Re: [RFC KERNEL PATCH v4 3/3] PCI/sysfs: Add gsi sysfs for pci_dev
From: Roger Pau Monné
Date: Wed Jan 31 2024 - 04:05:37 EST
On Tue, Jan 30, 2024 at 02:44:03PM -0600, Bjorn Helgaas wrote:
> On Tue, Jan 30, 2024 at 10:07:36AM +0100, Roger Pau Monné wrote:
> > On Mon, Jan 29, 2024 at 04:01:13PM -0600, Bjorn Helgaas wrote:
> > > On Thu, Jan 25, 2024 at 07:17:24AM +0000, Chen, Jiqian wrote:
> > > > On 2024/1/24 00:02, Bjorn Helgaas wrote:
> > > > > On Tue, Jan 23, 2024 at 10:13:52AM +0000, Chen, Jiqian wrote:
> > > > >> On 2024/1/23 07:37, Bjorn Helgaas wrote:
> > > > >>> On Fri, Jan 05, 2024 at 02:22:17PM +0800, Jiqian Chen wrote:
> > > > >>>> There is a need for some scenarios to use gsi sysfs.

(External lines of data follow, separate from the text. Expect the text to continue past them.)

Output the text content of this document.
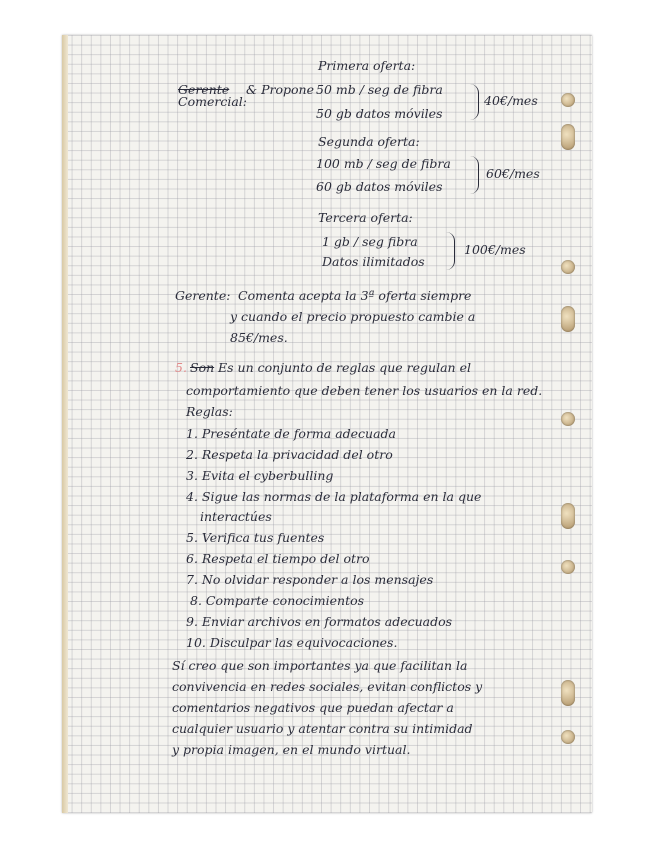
Primera oferta:
Gerente & Propone
Comercial:
50 mb / seg de fibra
50 gb datos móviles
40€/mes
Segunda oferta:
100 mb / seg de fibra
60 gb datos móviles
60€/mes
Tercera oferta:
1 gb / seg fibra
Datos ilimitados
100€/mes
Gerente: Comenta acepta la 3ª oferta siempre
y cuando el precio propuesto cambie a
85€/mes.
5. Son Es un conjunto de reglas que regulan el
comportamiento que deben tener los usuarios en la red.
Reglas:
1. Preséntate de forma adecuada
2. Respeta la privacidad del otro
3. Evita el cyberbulling
4. Sigue las normas de la plataforma en la que
interactúes
5. Verifica tus fuentes
6. Respeta el tiempo del otro
7. No olvidar responder a los mensajes
8. Comparte conocimientos
9. Enviar archivos en formatos adecuados
10. Disculpar las equivocaciones.
Sí creo que son importantes ya que facilitan la
convivencia en redes sociales, evitan conflictos y
comentarios negativos que puedan afectar a
cualquier usuario y atentar contra su intimidad
y propia imagen, en el mundo virtual.
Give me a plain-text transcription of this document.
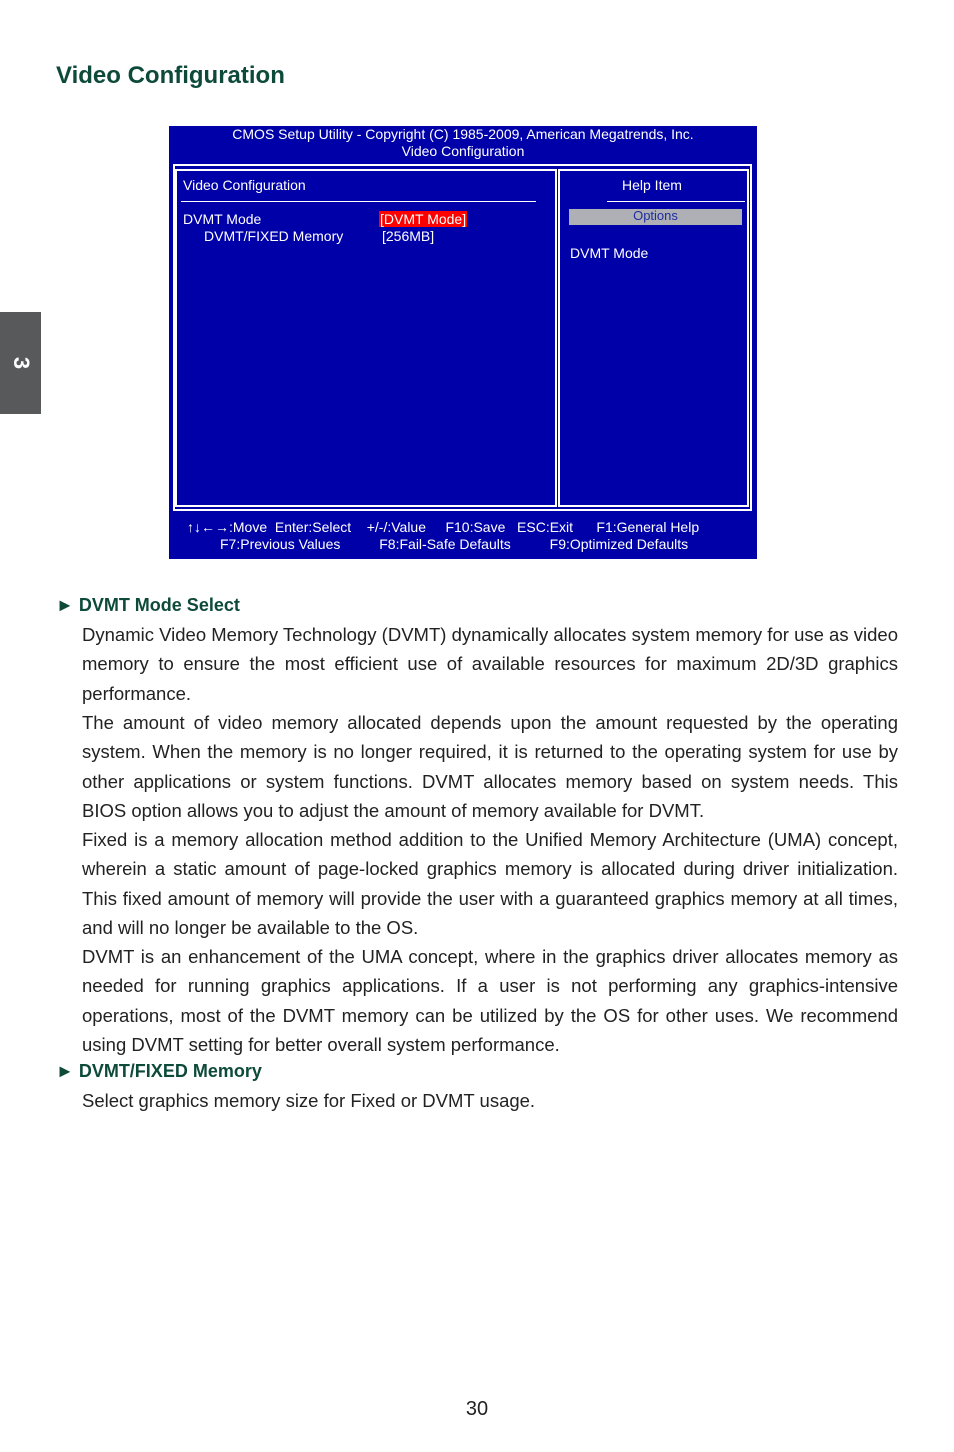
Video Configuration
3
CMOS Setup Utility - Copyright (C) 1985-2009, American Megatrends, Inc.
Video Configuration
Video Configuration
DVMT Mode	[DVMT Mode]
DVMT/FIXED Memory	[256MB]
Help Item
Options
DVMT Mode
↑↓←→:Move  Enter:Select    +/-/:Value     F10:Save   ESC:Exit      F1:General Help
F7:Previous Values          F8:Fail-Safe Defaults          F9:Optimized Defaults
► DVMT Mode Select
Dynamic Video Memory Technology (DVMT) dynamically allocates system memory for use as video memory to ensure the most efficient use of available resources for maximum 2D/3D graphics performance.
The amount of video memory allocated depends upon the amount requested by the operating system. When the memory is no longer required, it is returned to the operating system for use by other applications or system functions. DVMT allocates memory based on system needs. This BIOS option allows you to adjust the amount of memory available for DVMT.
Fixed is a memory allocation method addition to the Unified Memory Architecture (UMA) concept, wherein a static amount of page-locked graphics memory is allocated during driver initialization. This fixed amount of memory will provide the user with a guaranteed graphics memory at all times, and will no longer be available to the OS.
DVMT is an enhancement of the UMA concept, where in the graphics driver allocates memory as needed for running graphics applications. If a user is not performing any graphics-intensive operations, most of the DVMT memory can be utilized by the OS for other uses. We recommend using DVMT setting for better overall system performance.
► DVMT/FIXED Memory
Select graphics memory size for Fixed or DVMT usage.
30
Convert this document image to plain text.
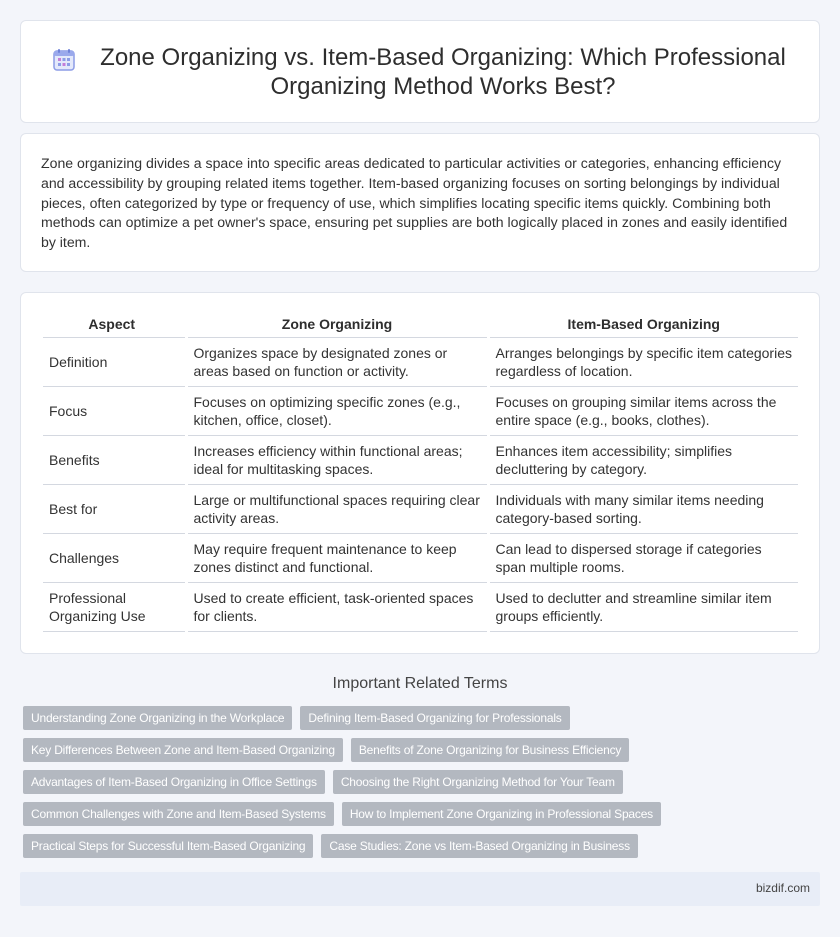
Zone Organizing vs. Item-Based Organizing: Which Professional Organizing Method Works Best?

Zone organizing divides a space into specific areas dedicated to particular activities or categories, enhancing efficiency and accessibility by grouping related items together. Item-based organizing focuses on sorting belongings by individual pieces, often categorized by type or frequency of use, which simplifies locating specific items quickly. Combining both methods can optimize a pet owner's space, ensuring pet supplies are both logically placed in zones and easily identified by item.

Aspect	Zone Organizing	Item-Based Organizing
Definition	Organizes space by designated zones or areas based on function or activity.	Arranges belongings by specific item categories regardless of location.
Focus	Focuses on optimizing specific zones (e.g., kitchen, office, closet).	Focuses on grouping similar items across the entire space (e.g., books, clothes).
Benefits	Increases efficiency within functional areas; ideal for multitasking spaces.	Enhances item accessibility; simplifies decluttering by category.
Best for	Large or multifunctional spaces requiring clear activity areas.	Individuals with many similar items needing category-based sorting.
Challenges	May require frequent maintenance to keep zones distinct and functional.	Can lead to dispersed storage if categories span multiple rooms.
Professional Organizing Use	Used to create efficient, task-oriented spaces for clients.	Used to declutter and streamline similar item groups efficiently.
Important Related Terms
Understanding Zone Organizing in the Workplace	Defining Item-Based Organizing for Professionals
Key Differences Between Zone and Item-Based Organizing	Benefits of Zone Organizing for Business Efficiency
Advantages of Item-Based Organizing in Office Settings	Choosing the Right Organizing Method for Your Team
Common Challenges with Zone and Item-Based Systems	How to Implement Zone Organizing in Professional Spaces
Practical Steps for Successful Item-Based Organizing	Case Studies: Zone vs Item-Based Organizing in Business
bizdif.com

> > > > >>>> For example, when xen passthrough a device to dumU, it will
> > > > >>>> use gsi to map pirq, but currently userspace can't get gsi
> > > > >>>> number.
> > > > >>>> So, add gsi sysfs for that and for other potential scenarios.
> > > > >> ...
> > > > >
> > > > >>> I don't know enough about Xen to know why it needs the GSI in
> > > > >>> userspace. Is this passthrough brand new functionality that can't be
> > > > >>> done today because we don't expose the GSI yet?
> > >
> > > I assume this must be new functionality, i.e., this kind of
> > > passthrough does not work today, right?
> > >
> > > > >> has ACPI support and is responsible for detecting and controlling
> > > > >> the hardware, also it performs privileged operations such as the
> > > > >> creation of normal (unprivileged) domains DomUs. When we give to a
> > > > >> DomU direct access to a device, we need also to route the physical
> > > > >> interrupts to the DomU. In order to do so Xen needs to setup and map
> > > > >> the interrupts appropriately.
> > > > >
> > > > > What kernel interfaces are used for this setup and mapping?
> > > >
> > > > For passthrough devices, the setup and mapping of routing physical
> > > > interrupts to DomU are done on Xen hypervisor side, hypervisor only
> > > > need userspace to provide the GSI info, see Xen code:
> > > > xc_physdev_map_pirq require GSI and then will call hypercall to pass
> > > > GSI into hypervisor and then hypervisor will do the mapping and
> > > > routing, kernel doesn't do the setup and mapping.
> > >
> > > So we have to expose the GSI to userspace not because userspace itself
> > > uses it, but so userspace can turn around and pass it back into the
> > > kernel?
> >
> > No, the point is to pass it back to Xen, which doesn't know the
> > mapping between GSIs and PCI devices because it can't execute the ACPI
> > AML resource methods that provide such information.
> >
> > The (Linux) kernel is just a proxy that forwards the hypercalls from
> > user-space tools into Xen.
>
> But I guess Xen knows how to interpret a GSI even though it doesn't
> have access to AML?
On x86 Xen does know how to map a GSI into an IO-APIC pin, in order
configure the RTE as requested.
> > > It seems like it would be better for userspace to pass an identifier
> > > of the PCI device itself back into the hypervisor. Then the interface
> > > could be generic and potentially work even on non-ACPI systems where
> > > the GSI concept doesn't apply.
> >
> > We would still need a way to pass the GSI to PCI device relation to
> > the hypervisor, and then cache such data in the hypervisor.
> >
> > I don't think we have any preference of where such information should
> > be exposed, but given GSIs are an ACPI concept not specific to Xen
> > they should be exposed by a non-Xen specific interface.
>
> AFAIK Linux doesn't expose GSIs directly to userspace yet. The GSI
> concept relies on ACPI MADT, _MAT, _PRT, etc. A GSI is associated
> with some device (PCI in this case) and some interrupt controller
> entry. I don't understand how a GSI value is useful without knowing
> something about that framework in which GSIs exist.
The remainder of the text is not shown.